El presidente René Preval ha dicho que Duvalier no podrá salir del país sino al concluir los procesos judiciales y una vez conocidas las sentencias correspondientes. Veinticinco años después con varios kilos menos, “Baby Doc” constata desde la habitación de su hotel, que su patria si ha cambiado para algo es para mal. El año pasado sufrió un severo terremoto, 35 veces más potente que la bomba de Hiroshima, y millares de refugiados agonizan en las calles azotados por una epidemia de cólera. Para muchos la presencia de “Baby Doc” es una nueva tragedia que se proyecta sobre una población que sigue viviendo al conjuro de creencias, según las cuales, los zombies también son seres humanos.

 

Un Comentario;

  1. Pepe Mijares said:

    El regreso de los zombies , podría ser un buen título para encabezar el elocuente perfil del dictador haitiano.
    Y hablamos de zombies porque el hambre, la ignorancia, la superstición y el aislamiento, fueron condicionantes determinantes en el mantenimiento de dictaduras que medraban de la barbarie para sumar sus ganancias.
    Los ejemplos de Haiti o el de Cuba, por razones culturales e ideológicas tienen que reforzar la convicción y la consciencia en los venezolanos de la imposibilidad histórica que en nuestro país pueda prosperar una díctadura de zombies; un régimen donde seamos despojados de absoluta autonomía de criterio y estemos obligados a responder a los dictamenes de un autócrata.
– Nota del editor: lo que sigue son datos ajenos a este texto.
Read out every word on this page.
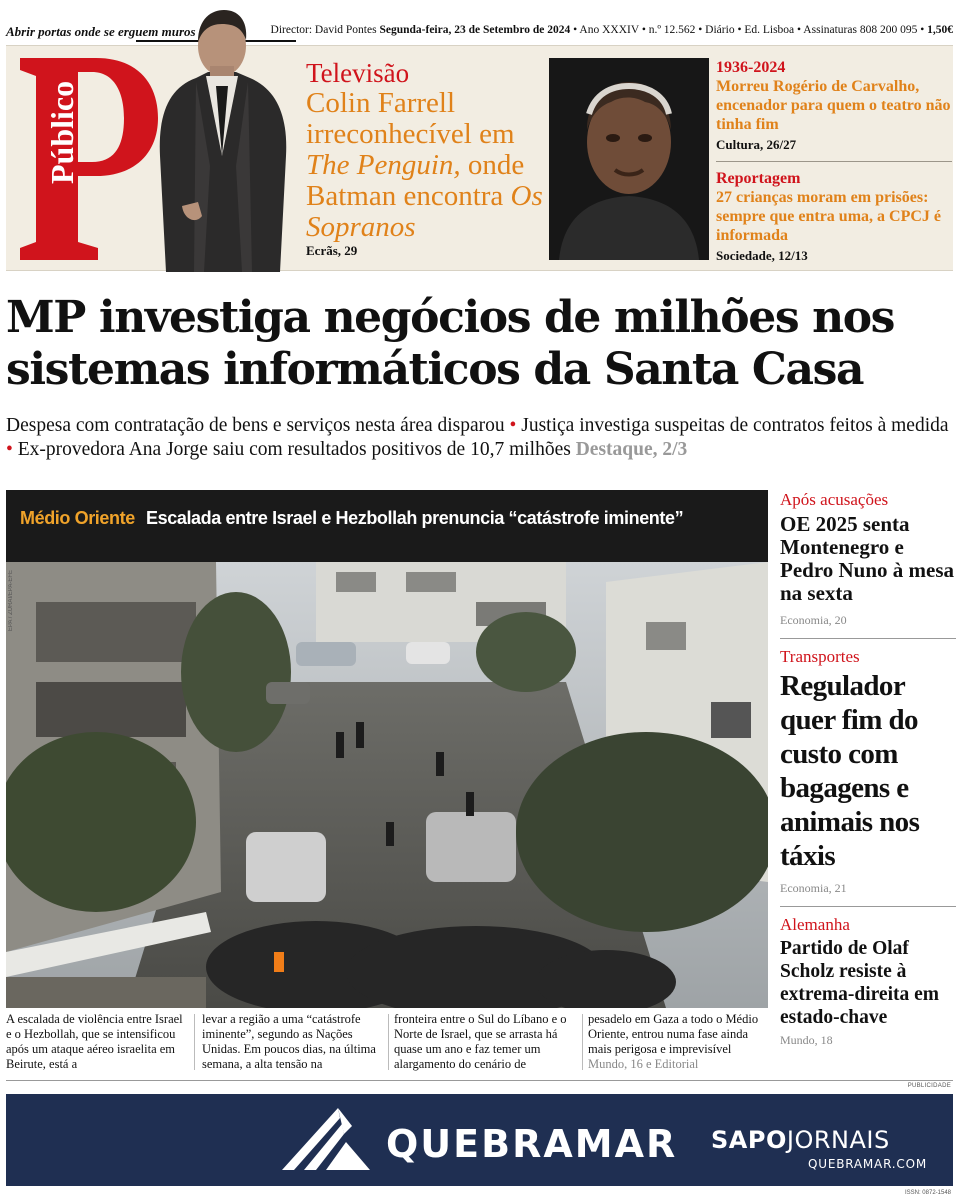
Abrir portas onde se erguem muros	Director: David Pontes Segunda-feira, 23 de Setembro de 2024 • Ano XXXIV • n.º 12.562 • Diário • Ed. Lisboa • Assinaturas 808 200 095 • 1,50€
Público
Televisão
Colin Farrell irreconhecível em The Penguin, onde Batman encontra Os Sopranos
Ecrãs, 29
1936-2024
Morreu Rogério de Carvalho, encenador para quem o teatro não tinha fim
Cultura, 26/27
Reportagem
27 crianças moram em prisões: sempre que entra uma, a CPCJ é informada
Sociedade, 12/13
MP investiga negócios de milhões nos sistemas informáticos da Santa Casa
Despesa com contratação de bens e serviços nesta área disparou • Justiça investiga suspeitas de contratos feitos à medida • Ex-provedora Ana Jorge saiu com resultados positivos de 10,7 milhões Destaque, 2/3
Médio Oriente Escalada entre Israel e Hezbollah prenuncia “catástrofe iminente”
EPA / ZURAI/EPA-EFE
A escalada de violência entre Israel e o Hezbollah, que se intensificou após um ataque aéreo israelita em Beirute, está a
levar a região a uma “catástrofe iminente”, segundo as Nações Unidas. Em poucos dias, na última semana, a alta tensão na
fronteira entre o Sul do Líbano e o Norte de Israel, que se arrasta há quase um ano e faz temer um alargamento do cenário de
pesadelo em Gaza a todo o Médio Oriente, entrou numa fase ainda mais perigosa e imprevisível
Mundo, 16 e Editorial
Após acusações
OE 2025 senta Montenegro e Pedro Nuno à mesa na sexta
Economia, 20
Transportes
Regulador quer fim do custo com bagagens e animais nos táxis
Economia, 21
Alemanha
Partido de Olaf Scholz resiste à extrema-direita em estado-chave
Mundo, 18
PUBLICIDADE
QUEBRAMAR SAPOJORNAIS
QUEBRAMAR.COM
ISSN: 0872-1548
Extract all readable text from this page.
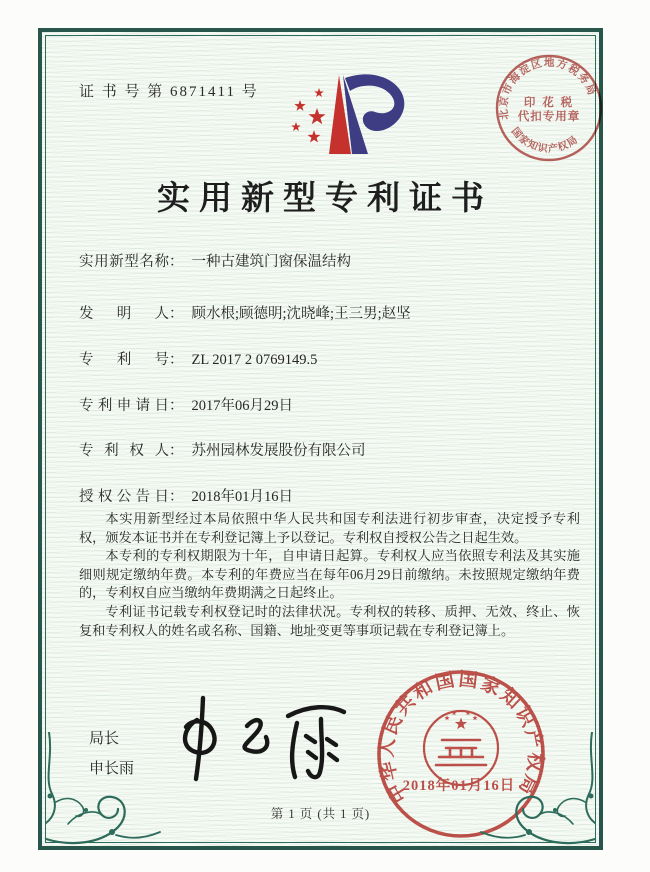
证 书 号 第 6871411 号
实用新型专利证书
北京市海淀区地方税务局
印 花 税
代扣专用章
国家知识产权局
实用新型名称： 一种古建筑门窗保温结构
发明人： 顾水根;顾德明;沈晓峰;王三男;赵坚
专利号： ZL 2017 2 0769149.5
专利申请日： 2017年06月29日
专利权人： 苏州园林发展股份有限公司
授权公告日： 2018年01月16日

本实用新型经过本局依照中华人民共和国专利法进行初步审查，决定授予专利权，颁发本证书并在专利登记簿上予以登记。专利权自授权公告之日起生效。

本专利的专利权期限为十年，自申请日起算。专利权人应当依照专利法及其实施细则规定缴纳年费。本专利的年费应当在每年06月29日前缴纳。未按照规定缴纳年费的，专利权自应当缴纳年费期满之日起终止。

专利证书记载专利权登记时的法律状况。专利权的转移、质押、无效、终止、恢复和专利权人的姓名或名称、国籍、地址变更等事项记载在专利登记簿上。

局长
申长雨
中华人民共和国国家知识产权局
2018年01月16日
第 1 页 (共 1 页)
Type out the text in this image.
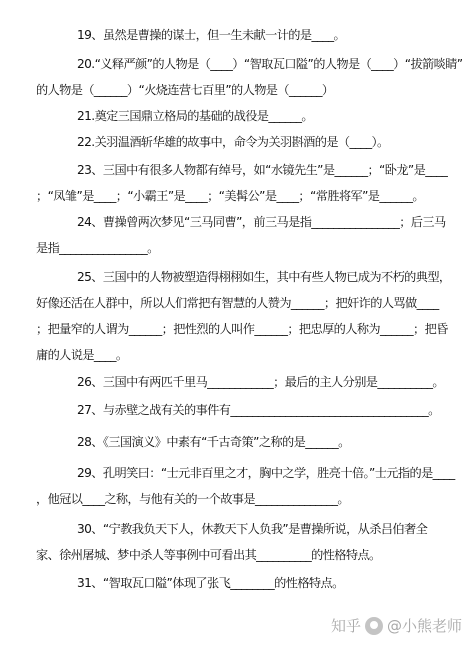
19、虽然是曹操的谋士，但一生未献一计的是____。
20.“义释严颜”的人物是（____）“智取瓦口隘”的人物是（____）“拔箭啖睛”
的人物是（______）“火烧连营七百里”的人物是（______）
21.奠定三国鼎立格局的基础的战役是______。
22.关羽温酒斩华雄的故事中，命令为关羽斟酒的是（____）。
23、三国中有很多人物都有绰号，如“水镜先生”是______；“卧龙”是____
；“凤雏”是____；“小霸王”是____；“美髯公”是____；“常胜将军”是______。
24、曹操曾两次梦见“三马同曹”，前三马是指________________；后三马
是指________________。
25、三国中的人物被塑造得栩栩如生，其中有些人物已成为不朽的典型，
好像还活在人群中，所以人们常把有智慧的人赞为______；把奸诈的人骂做____
；把量窄的人谓为______；把性烈的人叫作______；把忠厚的人称为______；把昏
庸的人说是____。
26、三国中有两匹千里马____________；最后的主人分别是__________。
27、与赤壁之战有关的事件有____________________________________。
28、《三国演义》中素有“千古奇策”之称的是______。
29、孔明笑曰：“士元非百里之才，胸中之学，胜亮十倍。”士元指的是____
，他冠以____之称，与他有关的一个故事是_______________。
30、“宁教我负天下人，休教天下人负我”是曹操所说，从杀吕伯奢全
家、徐州屠城、梦中杀人等事例中可看出其__________的性格特点。
31、“智取瓦口隘”体现了张飞________的性格特点。
知乎 @小熊老师
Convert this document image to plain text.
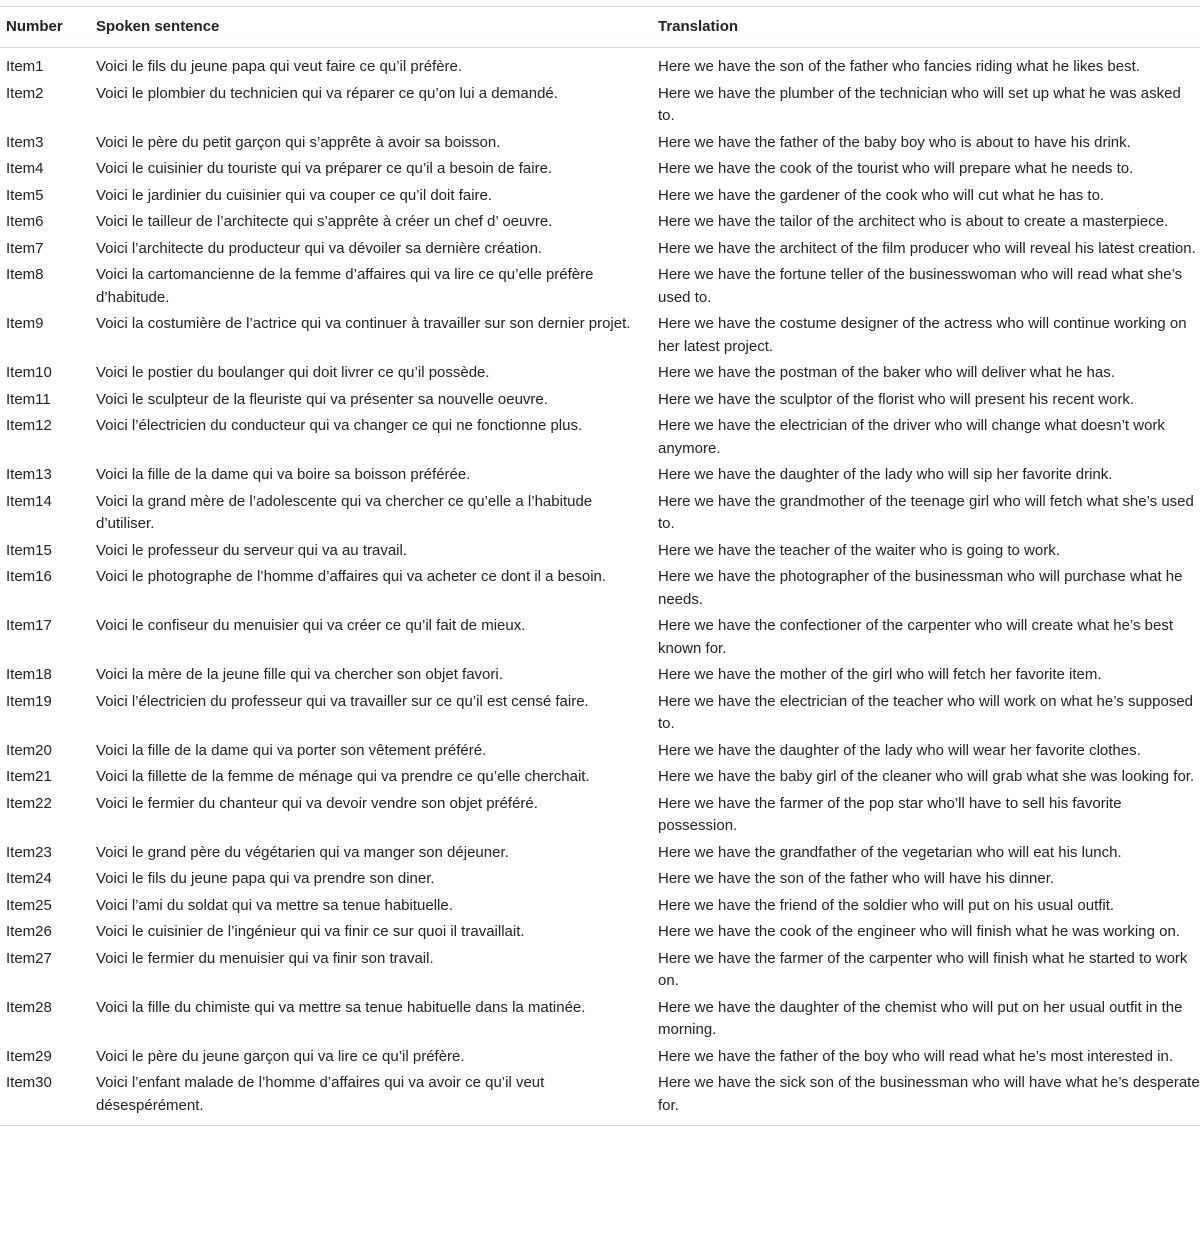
Number	Spoken sentence	Translation
Item1	Voici le fils du jeune papa qui veut faire ce qu’il préfère.	Here we have the son of the father who fancies riding what he likes best.
Item2	Voici le plombier du technicien qui va réparer ce qu’on lui a demandé.	Here we have the plumber of the technician who will set up what he was asked to.
Item3	Voici le père du petit garçon qui s’apprête à avoir sa boisson.	Here we have the father of the baby boy who is about to have his drink.
Item4	Voici le cuisinier du touriste qui va préparer ce qu’il a besoin de faire.	Here we have the cook of the tourist who will prepare what he needs to.
Item5	Voici le jardinier du cuisinier qui va couper ce qu’il doit faire.	Here we have the gardener of the cook who will cut what he has to.
Item6	Voici le tailleur de l’architecte qui s’apprête à créer un chef d’ oeuvre.	Here we have the tailor of the architect who is about to create a masterpiece.
Item7	Voici l’architecte du producteur qui va dévoiler sa dernière création.	Here we have the architect of the film producer who will reveal his latest creation.
Item8	Voici la cartomancienne de la femme d’affaires qui va lire ce qu’elle préfère d’habitude.	Here we have the fortune teller of the businesswoman who will read what she’s used to.
Item9	Voici la costumière de l’actrice qui va continuer à travailler sur son dernier projet.	Here we have the costume designer of the actress who will continue working on her latest project.
Item10	Voici le postier du boulanger qui doit livrer ce qu’il possède.	Here we have the postman of the baker who will deliver what he has.
Item11	Voici le sculpteur de la fleuriste qui va présenter sa nouvelle oeuvre.	Here we have the sculptor of the florist who will present his recent work.
Item12	Voici l’électricien du conducteur qui va changer ce qui ne fonctionne plus.	Here we have the electrician of the driver who will change what doesn’t work anymore.
Item13	Voici la fille de la dame qui va boire sa boisson préférée.	Here we have the daughter of the lady who will sip her favorite drink.
Item14	Voici la grand mère de l’adolescente qui va chercher ce qu’elle a l’habitude d’utiliser.	Here we have the grandmother of the teenage girl who will fetch what she’s used to.
Item15	Voici le professeur du serveur qui va au travail.	Here we have the teacher of the waiter who is going to work.
Item16	Voici le photographe de l’homme d’affaires qui va acheter ce dont il a besoin.	Here we have the photographer of the businessman who will purchase what he needs.
Item17	Voici le confiseur du menuisier qui va créer ce qu’il fait de mieux.	Here we have the confectioner of the carpenter who will create what he’s best known for.
Item18	Voici la mère de la jeune fille qui va chercher son objet favori.	Here we have the mother of the girl who will fetch her favorite item.
Item19	Voici l’électricien du professeur qui va travailler sur ce qu’il est censé faire.	Here we have the electrician of the teacher who will work on what he’s supposed to.
Item20	Voici la fille de la dame qui va porter son vêtement préféré.	Here we have the daughter of the lady who will wear her favorite clothes.
Item21	Voici la fillette de la femme de ménage qui va prendre ce qu’elle cherchait.	Here we have the baby girl of the cleaner who will grab what she was looking for.
Item22	Voici le fermier du chanteur qui va devoir vendre son objet préféré.	Here we have the farmer of the pop star who’ll have to sell his favorite possession.
Item23	Voici le grand père du végétarien qui va manger son déjeuner.	Here we have the grandfather of the vegetarian who will eat his lunch.
Item24	Voici le fils du jeune papa qui va prendre son diner.	Here we have the son of the father who will have his dinner.
Item25	Voici l’ami du soldat qui va mettre sa tenue habituelle.	Here we have the friend of the soldier who will put on his usual outfit.
Item26	Voici le cuisinier de l’ingénieur qui va finir ce sur quoi il travaillait.	Here we have the cook of the engineer who will finish what he was working on.
Item27	Voici le fermier du menuisier qui va finir son travail.	Here we have the farmer of the carpenter who will finish what he started to work on.
Item28	Voici la fille du chimiste qui va mettre sa tenue habituelle dans la matinée.	Here we have the daughter of the chemist who will put on her usual outfit in the morning.
Item29	Voici le père du jeune garçon qui va lire ce qu’il préfère.	Here we have the father of the boy who will read what he’s most interested in.
Item30	Voici l’enfant malade de l’homme d’affaires qui va avoir ce qu’il veut désespérément.	Here we have the sick son of the businessman who will have what he’s desperate for.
    En el norte de Africa, dos pueblos se levantaron contra el oprobio de sus gobernantes. Primero fué Tunez y ahora Egipto.

    Haiti es nuestro vecino del Caribe, victima de terribles catástrofes telúricas y políticas; Cuba lo acompaña con una agonizante dictadura, cuyo único sostén es Venezuela.

    Será que los venezolanos podremos despertar del sueño de los zombies y observar con gélidez , sin anteponer nuestras emociones que dos años hasta aguardar el 2012 significará la reconstrucción de un país de los escombros.